7 Ocak 2022 Cuma

Sana Mektubum

Merhaba.

Seni boşlayalı çok oldu. Özledim bir bakıma. Her şey korkunç bir koşturmaca içerisinde gibi gözüküyor ama ben neden koşturuyoruz anlamıyorum. Koşacak bir şey göremiyorum. Ama yine de abartılı bir acele içerisindeyim. Kendi tercihim değil ama içindeyim. Seni o yüzden ihmal ettim.

Sıkıldım. Amaç göremiyorum. Önem veremiyorum. Eskiden kızgındım mesela, ki hala daha sinirlediğim oluyor. Ama şu an öfkeli değilim. Şu an öfkeli olmadığım için bir daha asla kızmayacakmış gibi hissediyorum çünkü şu an hiçbir şeyi önemsemiyorum.

Türkiye'nin yüzde kaçı şu an bunalımda? Peki dünyanın?
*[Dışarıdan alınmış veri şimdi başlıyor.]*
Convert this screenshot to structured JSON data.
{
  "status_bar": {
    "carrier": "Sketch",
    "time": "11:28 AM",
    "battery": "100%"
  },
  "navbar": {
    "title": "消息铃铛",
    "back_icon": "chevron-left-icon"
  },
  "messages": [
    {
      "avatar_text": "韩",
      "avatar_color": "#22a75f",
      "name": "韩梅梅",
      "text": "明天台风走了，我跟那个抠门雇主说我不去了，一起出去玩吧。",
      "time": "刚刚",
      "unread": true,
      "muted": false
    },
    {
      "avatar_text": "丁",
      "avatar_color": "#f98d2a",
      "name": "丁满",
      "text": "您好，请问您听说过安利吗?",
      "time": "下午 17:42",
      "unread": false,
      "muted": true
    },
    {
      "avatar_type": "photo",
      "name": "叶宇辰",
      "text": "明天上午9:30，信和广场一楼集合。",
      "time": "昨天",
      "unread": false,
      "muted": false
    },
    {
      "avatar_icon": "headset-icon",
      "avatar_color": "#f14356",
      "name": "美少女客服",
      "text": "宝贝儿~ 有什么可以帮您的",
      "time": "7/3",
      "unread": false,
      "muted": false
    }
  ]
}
Ruh sağlığı sorunlarını apolet gibi omzunda taşımayı seven, sorunlarıyla gurur duyan bir kuşağın temsilcisi olarak bu sorular ilgimi çekiyor. Gelecekte torunlarımız bizden ne kadar iğrenecekler?

Bıkmakta haklı mıyım? Bu mantıksız dünyanın içinde neye sabır gösteriyorum ben? Her şey sıkıcı.

Kaçacağım bugün. Saklanacağım. Sorumluluk almayacağım, çalışmayacağım, ilgi göstermeyeceğim. Bugün katlanamıyorum. Bugünü kendime istiyorum.

Şu an kar yağsın isterdim. İçimle dışım bir olurdu o zaman. Küçük detaylar büyük değişikliklere sebep olabiliyor. Çok gönülden inanmıyorum buna; çünkü bu argümanı sulu gözlü narin çıtkırıldım şımarık prensesler kullanıyor genelde. Ama bugün ben de sulu gözlü narin çıtkırıldım şımarık bir prensesim ve küçük detaylar büyük değişikliklere sebep oldu. Yaşattığını yaşamadan bu dünyadan gitmediğin gibi, eleştirdiğin şeye dönüşmeden de bu dünyadan gitmiyorsun.

Ego reklamı yapmak peşinde değilim. Ve kendimi başkalarına da anlatmak istemiyorum. Bir tek sana yazıyorum işte. Çünkü dürüst olalım, sen kimsin? Buraya yazdıklarımı kimler görüyor ki? Ben istediğimi alıyorum, hikaye orada bitiyor.

Her neyse işte, ben biraz sorumsuz olmaya gidiyorum. Bu kadarı benim de hakkım. Sağlıcakla kal. Umarım şu son temennimin ne kadar düşünceli olduğunu anlamışsındır.